Maybe there is a stalker on the campus.
Forcing composure, he sits back down on the corner of the couch. It is important he doesn't touch her and he feels like a louse for all of the desperate and hungry thoughts he entertained earlier. 'Kerry, listen to me. I know this has been painful, but draw some comfort from what I am going to say. You're not the first young woman to suffer from dreams like this. I've heard about this more times than I've wanted to. You're not crazy. But I think you should go home, to your parents, or a friend's or something.
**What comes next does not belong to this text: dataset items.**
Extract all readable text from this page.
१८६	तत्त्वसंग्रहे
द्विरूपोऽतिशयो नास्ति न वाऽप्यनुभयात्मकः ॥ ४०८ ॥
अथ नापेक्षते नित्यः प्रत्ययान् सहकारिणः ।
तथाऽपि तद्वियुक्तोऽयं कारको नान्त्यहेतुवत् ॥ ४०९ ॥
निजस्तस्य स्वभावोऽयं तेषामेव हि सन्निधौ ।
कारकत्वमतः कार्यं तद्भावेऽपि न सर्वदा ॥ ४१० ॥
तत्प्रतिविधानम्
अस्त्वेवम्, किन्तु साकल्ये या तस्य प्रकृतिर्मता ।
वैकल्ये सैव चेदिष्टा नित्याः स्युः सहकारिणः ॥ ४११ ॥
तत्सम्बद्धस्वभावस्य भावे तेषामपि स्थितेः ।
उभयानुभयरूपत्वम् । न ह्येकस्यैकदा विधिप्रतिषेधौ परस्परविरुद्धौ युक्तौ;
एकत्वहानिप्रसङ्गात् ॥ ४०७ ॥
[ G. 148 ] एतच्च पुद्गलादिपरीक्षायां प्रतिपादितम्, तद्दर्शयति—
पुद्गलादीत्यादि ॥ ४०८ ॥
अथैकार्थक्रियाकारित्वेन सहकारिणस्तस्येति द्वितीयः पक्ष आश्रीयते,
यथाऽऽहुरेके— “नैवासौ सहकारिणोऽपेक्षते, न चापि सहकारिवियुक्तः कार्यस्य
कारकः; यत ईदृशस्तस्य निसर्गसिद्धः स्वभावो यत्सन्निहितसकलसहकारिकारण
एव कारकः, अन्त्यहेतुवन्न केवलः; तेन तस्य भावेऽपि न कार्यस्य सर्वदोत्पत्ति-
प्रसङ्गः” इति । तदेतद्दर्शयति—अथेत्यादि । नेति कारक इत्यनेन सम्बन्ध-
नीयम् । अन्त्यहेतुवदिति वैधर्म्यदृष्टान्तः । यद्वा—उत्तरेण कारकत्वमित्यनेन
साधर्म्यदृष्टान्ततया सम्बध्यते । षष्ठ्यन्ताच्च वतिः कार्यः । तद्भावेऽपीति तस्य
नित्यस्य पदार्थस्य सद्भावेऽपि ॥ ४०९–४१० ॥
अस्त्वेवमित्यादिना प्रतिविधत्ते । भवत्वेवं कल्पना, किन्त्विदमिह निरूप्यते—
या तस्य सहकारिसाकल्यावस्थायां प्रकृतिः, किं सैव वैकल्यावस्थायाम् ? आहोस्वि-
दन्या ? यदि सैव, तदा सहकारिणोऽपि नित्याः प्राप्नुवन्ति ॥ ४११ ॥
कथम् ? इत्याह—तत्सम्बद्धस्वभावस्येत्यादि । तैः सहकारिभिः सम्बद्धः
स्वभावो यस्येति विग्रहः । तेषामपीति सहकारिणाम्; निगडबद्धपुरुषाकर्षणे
Can you do that?'
Kerry nods.
'Just get out of here for a while. Maybe see a counsellor.'
Kerry sits up suddenly, and removes her hands from her tearstained cheeks. 'I'm not mad! I know what you're thinking. That I'm some stupid little girl who's been raped and can't face the truth. You're wrong. These dreams are real. There was something in my room. It took me to the pier, Mr Miller. It took me to the pier and tried to kill me. It wanted me to die. Like Ben Carter. That's why he burned. It made him do it! I know it!'
The violence in her voice forces Hart away from the couch. His hands hover at the same level as her shoulders but fail to narrow the distance. 'OK, honey,' he says, his voice no more than a whisper. 'But did you hear me? Go home. Leave today and put some distance between yourself and this town.' Just in case, he wants to add. Just in case you're right and everything I've been studying is true.